During the short part I had the time to listen to, I heard this:
It is beyond the power of the human intellect to encompass all the causes of any phenomenon. But the impulse to search into causes is inherent in man’s very nature. And so the human intellect, without investigating the multiplicity and complexity of circumstances conditioning an event, any one of which taken separately may seem to be the reason for it, snatches at the first most comprehensible approximation to a cause and says ‘There is the cause’……
There is, and can be, no cause of an historical event save the one cause of all causes (i.e. God). But there are laws governing events: some we are ignorant of, others we are groping our way to. The discovery of these laws becomes possible only when we finally give up looking for causes.
A bit more on this topic, causation and complexity, in relation to Tolstoy’s War and Peace can be found on the Oxfam blog, From Poverty To Power.
January 2, 2015
The TED clip above features cardiologist Jonathan Sackner-Bernstein and he makes the case that age is/can be an advantage in making discoveries or coming up with new ideas and products.
He also makes the point that it’s your obligation to do something about any insights you might have, as even though you may not have the ‘energy of youth’, you do have the wisdom of experience. He gives a variety of interesting examples that support his case and has the nice turn of phrase ‘the wisdom to be successful’.

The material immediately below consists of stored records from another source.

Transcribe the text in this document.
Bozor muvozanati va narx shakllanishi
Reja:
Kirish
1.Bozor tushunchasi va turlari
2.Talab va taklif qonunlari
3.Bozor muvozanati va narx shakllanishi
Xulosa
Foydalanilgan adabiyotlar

I found his own story very compelling (15:45 in the video) where he had a hunch that something was wrong with a widely acclaimed drug for heart disease. The end result was that the drug got turned down, making a massive impact on healthcare (financial and medical). The process for carrying this through must have been unbelievably tough, both in steadfastly believing his hunch as well as relentlessly pursuing it’s consequences. Obviously sometimes you’re going to be wrong but that shouldn’t be an obstacle to taking action (fear of failure).
I have to admit that I’ve fallen into this trap myself, thinking that most interesting things need the vitality and curiosity of youth. That obviously has an important role to play but, as he emphasises, it’s only part of the story and ‘making a difference’ can anyway take a variety of forms. Like Fleming (who was 47 at the time), keep an eye out for your mould, it’s probably already in front of you!
I came across this clip by chance and found it very inspiring, especially as the New Year is just starting.